Is gene therapy the future of the global fight against obesity and overweight?
This is the hope of a new study by researchers from the Joslin Diabetes Center. Published in the journal Science Translational Medicine, it demonstrates the usefulness of the CRISPR-Cas9 technique, known as “genetic scissors”, to genetically transform white fat cells that store calories into brown fat cells that are easily burned to produce body heat.

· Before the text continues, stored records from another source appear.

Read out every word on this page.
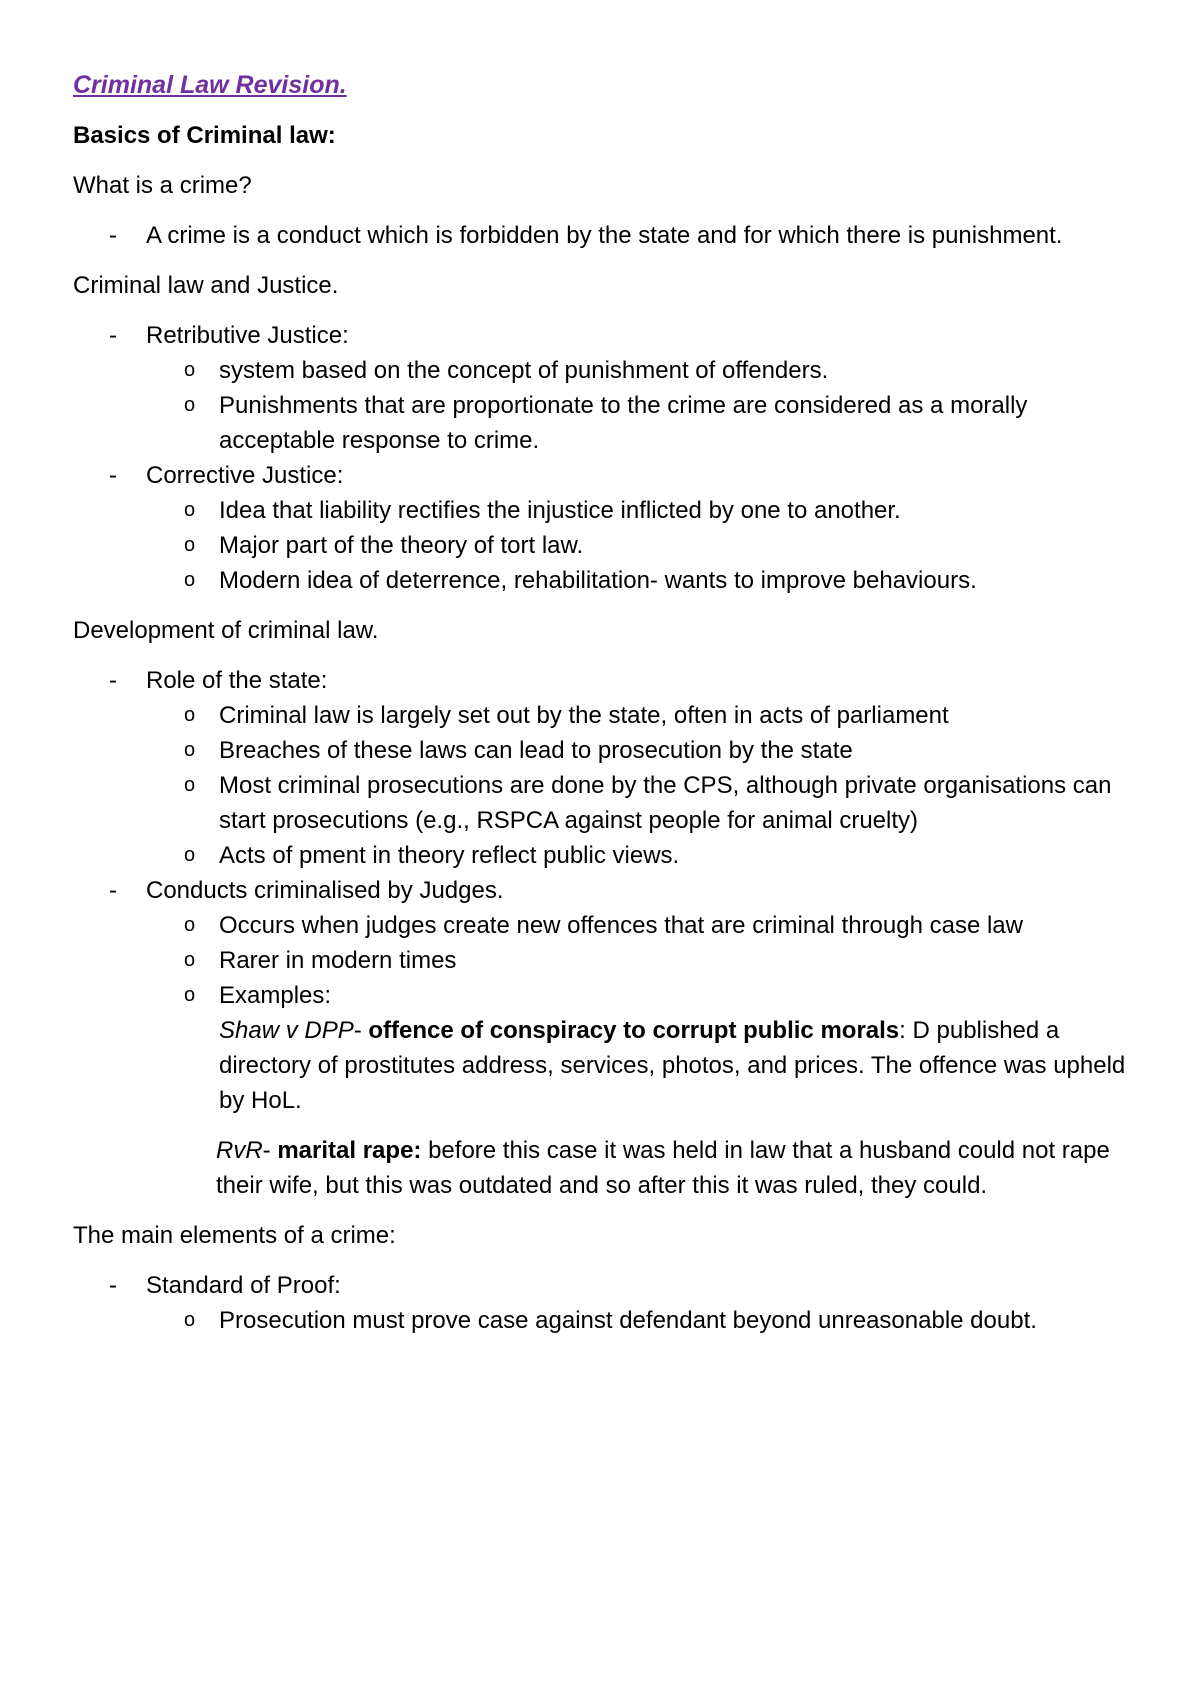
Criminal Law Revision.
Basics of Criminal law:
What is a crime?
- A crime is a conduct which is forbidden by the state and for which there is punishment.
Criminal law and Justice.
- Retributive Justice:
o system based on the concept of punishment of offenders.
o Punishments that are proportionate to the crime are considered as a morally acceptable response to crime.
- Corrective Justice:
o Idea that liability rectifies the injustice inflicted by one to another.
o Major part of the theory of tort law.
o Modern idea of deterrence, rehabilitation- wants to improve behaviours.
Development of criminal law.
- Role of the state:
o Criminal law is largely set out by the state, often in acts of parliament
o Breaches of these laws can lead to prosecution by the state
o Most criminal prosecutions are done by the CPS, although private organisations can start prosecutions (e.g., RSPCA against people for animal cruelty)
o Acts of pment in theory reflect public views.
- Conducts criminalised by Judges.
o Occurs when judges create new offences that are criminal through case law
o Rarer in modern times
o Examples:
Shaw v DPP- offence of conspiracy to corrupt public morals: D published a directory of prostitutes address, services, photos, and prices. The offence was upheld by HoL.
RvR- marital rape: before this case it was held in law that a husband could not rape their wife, but this was outdated and so after this it was ruled, they could.
The main elements of a crime:
- Standard of Proof:
o Prosecution must prove case against defendant beyond unreasonable doubt.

“Brown fat cells burn energy instead of storing it like white fat cells,” says Yu-Hua Tseng, a researcher in the field of integrative physiology and metabolism at the Joslin Diabetes Center. In this way, brown fat cells can reduce excessive glucose and lipid levels in the blood, which are associated with metabolic diseases such as diabetes. However, overweight and obese people tend to have less of these beneficial brown fat cells. The transformed brown fat cells called HUMBLE (for “human brown-like” are supposed to overcome this problem.
Increased insulin sensitivity
The research team first created HUMBLE cells from white preadipocytes and then used a variant of the CRISPR-Cas9 genome editing system to stimulate the expression of a gene called UCP1, which triggers the development of white preadipocytes into fat brown cells.
These HUMBLE cells were transplanted into mice without an immune system to enable their development. They then functioned as the rats’ own brown fat cells.
On a high-fat diet, the mice that received HUMBLE cells showed a much higher sensitivity to insulin and the ability to eliminate glucose from the blood than the mice in the control group. They also gained less weight.
Two options are being investigated
These preclinical results are encouraging for researchers. They hope to generate HUMBLE brown cells for individual patients soon. Such a procedure would involve taking a small number of white preadipocytes from a patient, isolating the precursor cells, modifying these cells to stimulate UCP1 expression, and then retransplanting the resulting HUMBLE cells to the patient.
However, according to Dr. Tseng, this individualized approach can be complicated and costly. She is therefore working on alternatives. The first would be to use unadapted cells, which would then be encapsulated with biomaterials that protect the cells from rejection by the patient’s immune system. The other option is gene therapy, in which the UCP1 gene is expressed directly in the body’s white preadipocytes, giving these cells properties similar to HUMBLE.
“The use of cell or gene therapies to treat obesity or type 2 diabetes used to be science fiction. Today, scientific advances such as CRISPR will help us improve the metabolism, body weight, quality of life, and overall health of people suffering from obesity and diabetes,” Dr. Tseng concluded.